Within the US, every state has had at least one tornado, and some have dozens each year.
The US is special in terms of producing so many tornadoes, especially violent ones.
Texas on average has 140 tornadoes every year –the most of any state. Kansas, Florida, Oklahoma, and Nebraska round out the top five.
But the total number of tornadoes does not always tell the whole story. For example, despite Alabama having on average 42 tornadoes per year — more than three times fewer than Texas — it is at the top of the list for tornado fatalities.
The time of day and the topography where the tornado occurs makes a big difference in the fatality rate.
The topography in Alabama and other Southern states often includes rolling hills, plateaus, and many more trees than the Plains states like Kansas, Texas, and Nebraska, where a tornado often can be seen from miles away. The more likely a tornado can be seen often leads to the tornado being reported faster, allowing more time for people to be warned and seek shelter.
Southern states such as Tennessee, Kentucky and Arkansas also see more tornadoes overnight versus any other state. This can lead to higher fatalities, since many people are sleeping and unaware that a tornado is approaching.
“Tornadoes in the Southeast tend to be more dangerous than their Great Plains counterparts,” says Brandon Miller, CNN Meteorologist. “There are a number of reasons for this, some weather and some geographic. Southeastern tornadoes often travel faster, moved by a faster jet stream.”
All of these factors can lead to higher fatality rate in Southern states compared to the Plains. But all of these states have a few things in common: the ideal atmospheric conditions for tornadoes to form.
“The basic ingredients for severe thunderstorms that can make tornadoes are warm, moist air near the ground, relatively dry, cool air aloft (about 10,000 to 30,000 feet), and horizontal winds in the environment the storm forms in that increase as you go from the ground up and change direction with height, blowing from the equator near the ground and from the west aloft,” says Dr. Harold Brooks, senior scientist with the NOAA National Severe Storms Laboratory.
Low pressure systems in the US pull warm, moist air from the Gulf of Mexico and cool, dry air aloft from the Rocky Mountains or the High Desert in the southwest. The states that fall in between those two regions end up being in the ideal location for severe weather to ignite.
“No place else in the world has the large warm water on its equatorward side with a wide high range of mountains extending from north to south to the west of it,” Dr. Brooks said. “All the other tornado prone regions have at least one feature suboptimal.”
The US leads every other country for tornadoes
Other countries experience tornadoes, including Germany, Australia, South Africa, eastern China, Japan, Bangladesh, Argentina, and more.

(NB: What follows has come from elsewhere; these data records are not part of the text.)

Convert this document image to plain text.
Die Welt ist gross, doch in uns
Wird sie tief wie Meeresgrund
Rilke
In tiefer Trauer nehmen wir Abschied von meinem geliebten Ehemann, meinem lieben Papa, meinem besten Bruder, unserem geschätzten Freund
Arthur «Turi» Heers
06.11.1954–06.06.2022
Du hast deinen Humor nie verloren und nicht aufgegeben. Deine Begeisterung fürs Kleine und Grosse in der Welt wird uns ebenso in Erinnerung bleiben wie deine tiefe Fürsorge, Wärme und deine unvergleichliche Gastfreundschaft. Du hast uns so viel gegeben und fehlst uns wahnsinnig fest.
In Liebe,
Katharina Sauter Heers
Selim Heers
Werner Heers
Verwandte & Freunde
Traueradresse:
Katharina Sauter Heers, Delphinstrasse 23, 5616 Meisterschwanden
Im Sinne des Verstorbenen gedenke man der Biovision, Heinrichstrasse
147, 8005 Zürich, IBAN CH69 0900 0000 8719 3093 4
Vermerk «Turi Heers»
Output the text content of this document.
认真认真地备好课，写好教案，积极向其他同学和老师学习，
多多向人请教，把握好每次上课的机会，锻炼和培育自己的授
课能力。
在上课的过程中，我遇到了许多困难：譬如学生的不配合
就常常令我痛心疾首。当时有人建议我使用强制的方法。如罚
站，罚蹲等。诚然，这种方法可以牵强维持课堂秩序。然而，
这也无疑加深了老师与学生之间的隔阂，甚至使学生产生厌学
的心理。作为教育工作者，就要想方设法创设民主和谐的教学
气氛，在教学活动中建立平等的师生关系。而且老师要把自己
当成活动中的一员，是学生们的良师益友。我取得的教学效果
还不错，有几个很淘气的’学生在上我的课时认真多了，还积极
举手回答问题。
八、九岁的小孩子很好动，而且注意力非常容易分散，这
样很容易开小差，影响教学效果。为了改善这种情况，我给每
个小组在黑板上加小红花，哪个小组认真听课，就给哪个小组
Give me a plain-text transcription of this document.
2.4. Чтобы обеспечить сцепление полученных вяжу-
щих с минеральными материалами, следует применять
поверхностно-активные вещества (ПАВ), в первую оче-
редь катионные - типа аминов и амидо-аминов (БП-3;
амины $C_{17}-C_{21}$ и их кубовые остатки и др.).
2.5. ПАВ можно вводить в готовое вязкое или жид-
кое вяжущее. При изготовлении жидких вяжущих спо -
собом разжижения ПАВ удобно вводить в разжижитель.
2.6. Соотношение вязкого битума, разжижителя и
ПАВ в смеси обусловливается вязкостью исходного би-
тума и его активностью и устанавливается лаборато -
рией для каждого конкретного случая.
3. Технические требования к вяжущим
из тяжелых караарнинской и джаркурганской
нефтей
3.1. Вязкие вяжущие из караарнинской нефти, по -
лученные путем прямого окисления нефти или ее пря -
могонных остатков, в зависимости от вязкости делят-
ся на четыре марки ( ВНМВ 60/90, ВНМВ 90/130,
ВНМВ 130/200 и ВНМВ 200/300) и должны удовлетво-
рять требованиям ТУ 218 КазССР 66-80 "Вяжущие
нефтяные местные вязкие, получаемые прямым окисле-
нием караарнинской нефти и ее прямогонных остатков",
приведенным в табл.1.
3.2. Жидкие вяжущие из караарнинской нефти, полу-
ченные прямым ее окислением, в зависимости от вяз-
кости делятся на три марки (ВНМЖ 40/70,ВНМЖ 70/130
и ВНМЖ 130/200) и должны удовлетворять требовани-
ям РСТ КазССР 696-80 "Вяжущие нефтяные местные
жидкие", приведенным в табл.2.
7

Europe as a whole is comparable to the size of the US, but there is a vast difference in number of tornadoes and tornado fatalities.
From 2011 to 2020, the US averaged a preliminary total of 1,173 tornadoes per year, and Europe around 256. However, Dr. Pieter Groenemeijer, Director of the European Severe Storms Laboratory (ESSL), cautions that the European number may be on the low side.
“Weaker tornadoes are likely still under-reported in some countries, such as France and the UK,” Groenemeijer says.
European Russia (which is the part of the country west of 58 degrees East longitude), tops the list at 86 tornadoes annually. Germany comes in second with an average 28 tornadoes annually.
The study also reports that thunderstorms are twice as frequent over the United States, with as many as four times more storm reports, compared to Europe.
Southern Hemisphere tornadoes typically rotate clockwise, which is the opposite of how tornadoes primarily spin in the Northern Hemisphere.